Saturday, May 26, 2012

Puerto Ayora, Santa Cruz Island

Santa Cruz Island is the island most fly-in tourists (from Quito, Ecuador) use as their home base, and its port, Puerto Ayora, presents the prettiest face in the Galápagos. Puerto Ayora has the most modern infrastructure, a bustling waterfront complete with hotels, a well designed and lit tourist dock where water taxis pick up and deposit their fares, and many galleries featuring local art/crafts alongside the souvenir shops. Some restaurants feature foods not typical to the islands in which artful presentation is a factor in their preparation. (Eating out at most restaurants in the Galápagos is like showing up at someone's house at meal time and being given a plate of home-cooked food.)

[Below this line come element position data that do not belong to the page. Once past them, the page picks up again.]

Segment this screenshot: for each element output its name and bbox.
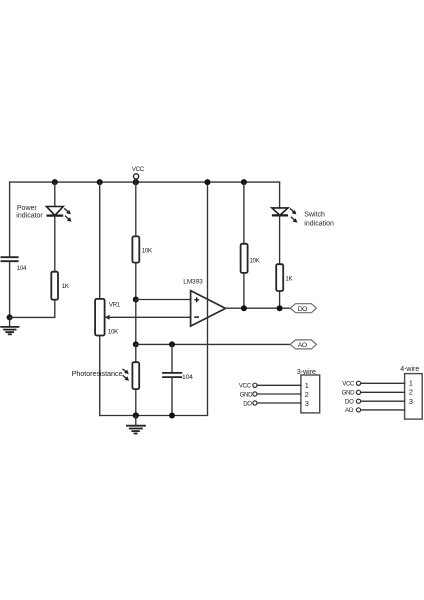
svg-text:1: 1 xyxy=(409,379,413,388)
wire LED D2 to R4 xyxy=(279,215,281,264)
pin 1 (J1) xyxy=(305,381,309,390)
wire rail to R2 xyxy=(135,182,137,236)
wire VR1 bottom to bottom rail xyxy=(99,336,101,416)
label 10K (R2) xyxy=(142,247,153,254)
svg-text:Power: Power xyxy=(17,205,38,212)
wire DO to J2 xyxy=(361,400,405,402)
wire top VCC rail xyxy=(10,181,280,183)
wire AO to J2 xyxy=(361,409,405,411)
label 3-wire xyxy=(297,369,316,376)
svg-text:1K: 1K xyxy=(285,275,293,282)
label 10K (R3) xyxy=(250,257,261,264)
svg-text:10K: 10K xyxy=(108,328,119,335)
wire R4 to DO line xyxy=(279,291,281,308)
node bottom rail / C2 xyxy=(169,413,175,419)
pin 1 (J2) xyxy=(409,379,413,388)
pin 2 (J2) xyxy=(409,388,413,397)
node bottom rail / ground xyxy=(133,412,139,418)
photoresistor arrows xyxy=(123,369,130,381)
label 1K (R4) xyxy=(285,275,293,282)
node AO tap / photoresistor top xyxy=(133,341,139,347)
node rail / op-amp supply xyxy=(205,179,211,185)
svg-text:4-wire: 4-wire xyxy=(400,366,419,373)
terminal VCC (J2) xyxy=(356,381,360,385)
svg-text:VR1: VR1 xyxy=(109,301,121,308)
potentiometer VR1 10K xyxy=(95,299,110,336)
node rail / power LED branch xyxy=(52,179,58,185)
wire LED D1 to R1 xyxy=(54,216,56,272)
label LM393 xyxy=(183,279,203,286)
wire R2 to + node xyxy=(135,263,137,300)
wire rail to LED D2 xyxy=(279,182,281,208)
node DO / R3 xyxy=(241,305,247,311)
label DO (J2) xyxy=(345,398,354,405)
resistor R1 1K xyxy=(51,272,58,300)
node rail / VR1 branch xyxy=(97,179,103,185)
pin 3 (J1) xyxy=(305,399,309,408)
svg-text:DO: DO xyxy=(345,398,354,405)
svg-text:1K: 1K xyxy=(62,283,70,290)
svg-text:GND: GND xyxy=(342,390,356,397)
photoresistor LDR xyxy=(132,362,139,389)
svg-text:indication: indication xyxy=(304,221,334,228)
svg-text:indicator: indicator xyxy=(16,213,43,220)
svg-text:GND: GND xyxy=(240,391,254,398)
wire divider node down to photoresistor xyxy=(135,300,137,345)
svg-text:DO: DO xyxy=(243,400,252,407)
svg-text:AO: AO xyxy=(345,407,354,414)
wire VCC circle stub xyxy=(135,179,137,182)
op-amp U1 LM393 xyxy=(191,291,226,327)
wire C2 bottom lead xyxy=(171,377,173,415)
wire bottom rail xyxy=(100,415,208,417)
wire VCC to J1 xyxy=(257,384,301,386)
label Photoresistance xyxy=(72,369,123,378)
pin 3 (J2) xyxy=(409,397,413,406)
svg-text:AO: AO xyxy=(298,342,307,349)
label AO (J2) xyxy=(345,407,354,414)
svg-text:10K: 10K xyxy=(142,247,153,254)
wire GND to J2 xyxy=(361,391,405,393)
svg-text:10K: 10K xyxy=(250,257,261,264)
node noninverting input tap xyxy=(133,297,139,303)
svg-text:104: 104 xyxy=(182,374,193,381)
connector J2 4-wire box xyxy=(405,374,423,420)
svg-text:VCC: VCC xyxy=(132,166,145,173)
wire VCC to J2 xyxy=(361,382,405,384)
pin 2 (J1) xyxy=(305,390,309,399)
svg-text:1: 1 xyxy=(305,381,309,390)
wire rail to LED D1 xyxy=(54,182,56,206)
label GND (J2) xyxy=(342,390,356,397)
resistor R4 1K xyxy=(276,264,283,291)
capacitor C2 104 xyxy=(163,373,181,377)
wire R3 to DO line xyxy=(243,273,245,308)
label 1K (R1) xyxy=(62,283,70,290)
label 104 (C1) xyxy=(17,265,27,272)
wire DO to J1 xyxy=(257,402,301,404)
ground (center) xyxy=(127,416,145,434)
terminal DO (J2) xyxy=(356,399,360,403)
resistor R3 10K pull-up xyxy=(241,244,248,273)
label 104 (C2) xyxy=(182,374,193,381)
LED D2 switch indication xyxy=(272,208,288,216)
node rail / R3 branch xyxy=(241,179,247,185)
connector J1 3-wire box xyxy=(301,375,320,413)
svg-text:VCC: VCC xyxy=(239,383,252,390)
terminal GND (J2) xyxy=(356,390,360,394)
LED D2 emission arrows xyxy=(290,208,297,222)
svg-text:VCC: VCC xyxy=(342,381,355,388)
label DO (J1) xyxy=(243,400,252,407)
terminal GND (J1) xyxy=(253,392,257,396)
ground (left) xyxy=(1,317,18,334)
LED D1 power indicator xyxy=(47,207,64,216)
label GND (J1) xyxy=(240,391,254,398)
terminal AO (J2) xyxy=(356,408,360,412)
wire photoresistor to bottom rail xyxy=(135,389,137,415)
svg-text:DO: DO xyxy=(298,306,307,313)
capacitor C1 104 xyxy=(1,257,17,261)
svg-text:Photoresistance: Photoresistance xyxy=(72,369,123,378)
label VR1 xyxy=(109,301,121,308)
svg-text:3: 3 xyxy=(305,399,309,408)
node left ground junction xyxy=(7,314,13,320)
flag DO xyxy=(290,304,316,313)
node AO / C2 xyxy=(169,341,175,347)
label 10K (VR1) xyxy=(108,328,119,335)
wire AO node to photoresistor xyxy=(135,344,137,362)
wire rail to R3 xyxy=(243,182,245,244)
wire GND to J1 xyxy=(257,393,301,395)
svg-text:Switch: Switch xyxy=(304,211,325,218)
svg-text:2: 2 xyxy=(305,390,309,399)
wire − input from VR1 wiper to op-amp xyxy=(108,316,191,318)
wire R1 to ground node xyxy=(10,300,55,318)
wire left branch lower (C1 to ground node) xyxy=(9,261,11,317)
LED D1 emission arrows xyxy=(64,208,71,221)
svg-text:2: 2 xyxy=(409,388,413,397)
node VCC on rail xyxy=(133,179,139,185)
terminal VCC (J1) xyxy=(253,383,257,387)
wire DO output line xyxy=(226,307,291,309)
svg-text:104: 104 xyxy=(17,265,27,272)
flag AO xyxy=(290,340,316,349)
label VCC (J2) xyxy=(342,381,355,388)
wire left branch upper (rail to C1) xyxy=(9,182,11,257)
wire AO line xyxy=(136,343,290,345)
label VCC (J1) xyxy=(239,383,252,390)
node DO / R4 xyxy=(277,305,283,311)
wire C2 top lead xyxy=(171,344,173,373)
svg-text:3: 3 xyxy=(409,397,413,406)
label Power indicator xyxy=(16,205,43,220)
wire op-amp V+/GND vertical xyxy=(207,182,209,415)
svg-text:LM393: LM393 xyxy=(183,279,203,286)
label 4-wire xyxy=(400,366,419,373)
wire rail to VR1 xyxy=(99,182,101,299)
terminal DO (J1) xyxy=(253,401,257,405)
wire + input to op-amp xyxy=(136,299,191,301)
resistor R2 10K (divider top) xyxy=(132,236,139,262)
terminal VCC circle xyxy=(134,174,139,179)
label VCC xyxy=(132,166,145,173)
label Switch indication xyxy=(304,211,334,227)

Anchorage at Puerto Ayora:  view from town

The fish market in downtown Puerto Ayora has an interesting customer
Puerto Ayora also has a night life that is not wholly designed around tourists. On Saturday night, you can find much of the citizenry out enjoying themselves in the open air. Couples and families are out walking in the streets or dining in restaurants. A favorite gathering place for youth is the cement sports field along the waterfront (used for organized sports like volleyball at other times) which is transformed into a skate park on Saturday nights. Older youth congregate in small groups around the fringes of the skate park or can be found draped over the kiosk on the water taxi dock, absorbed in their laptops.

While the port is cheerful and colorful, the anchorage in Academy Bay is crowded and rolly. The anchorage is open to the southerly swell. There are some lava reefs extending out into the harbor (though not nearly as many as on Isabela), and you can't anchor too close to shore for that reason. One advantage to the rolly anchorage is that you won't lose your sea legs while in port! We were lucky enough to arrive at a less crowded time and were able to find a decent spot to anchor; however, more boats arriving after our initial days in Santa Cruz left me wondering where we would anchor if we were just arriving. We had read that many people use a stern anchor in Academy Bay, and we found this to be good advice. We put out a stern anchor which helped significantly with the rolling. Be prepared to clean your bottom after leaving Academy Bay, because a healthy layer of slime (algae) will grow along the waterline (at least at this time of year).

We arrived at Puerto Ayora just before five p.m. and after anchoring, we tried to call our agent on the VHF to see if we would check in that day or the next morning. We received no response and decided to wait until the next morning. We called again the next morning and still received no response, so we water-taxied in and walked to the agent's office. We found no one there, but a kind neighbor told us the secretary was at the bank and would be back shortly. We took a walking tour of town to get the lay of the land and returned when the secretary was back. This time, both the secretary and a representative of our agent were in the office. (Our actual agent was on Baltra.) The agent's representative---Santiago---was the most helpful and business-like representative we dealt with from the agent's office, including the agent himself. Santiago arranged for us to check in. Later that afternoon, the Port Captain and a staff member from his office met Santiago and us at the boat. We were told they would need to inspect the vessel, but they were satisfied with the answers to some preliminary questions we had given to Santiago. These questions focused on a gear list and the number of people on board. The Port Captain of Puerto Ayora at this time is a friendly, personable individual; indeed, he is the only official we met who has made us feel welcome in the Galápagos.

Port Captain's office, Puerto Ayora
There is a lot to see and do locally in Puerto Ayora, and we missed some of the best marine sites (Bahia Tortuga and Punta Estrada) due to our limited amount of time here. However, a wonderful memory was visiting Las Grietas, a local hangout and swimming hole created by a fissure in the volcanic rock. During our hike to Las Grietas, we were passed by group of school children visiting the island from mainland Ecuador. These kids were from the big city of Quito and didn't get exposed to the outdoors a lot. The hot hike over the lava rocks was challenging for some of them, but when they got to the swimming hole, they had a ball. Although our solitude and visibility for snorkeling were interrupted, we couldn't help but enjoy the shrieks and laughter of the happy children.

School children on lava bridge

Children and travelers enjoying Las Grietas
Our noisy group also interrupted the solitude of a native swimmer at Las Grietas, a young man in his teens or early twenties. However, this Santa Cruz islander thrilled us all with daring feats of cliff jumping from the rocks surrounding the fissure. (I got video, but probably won't have a connection fast enough to upload it.) The children were in awe and quickly followed suit by jumping off rocks proportional to their own size and skill level.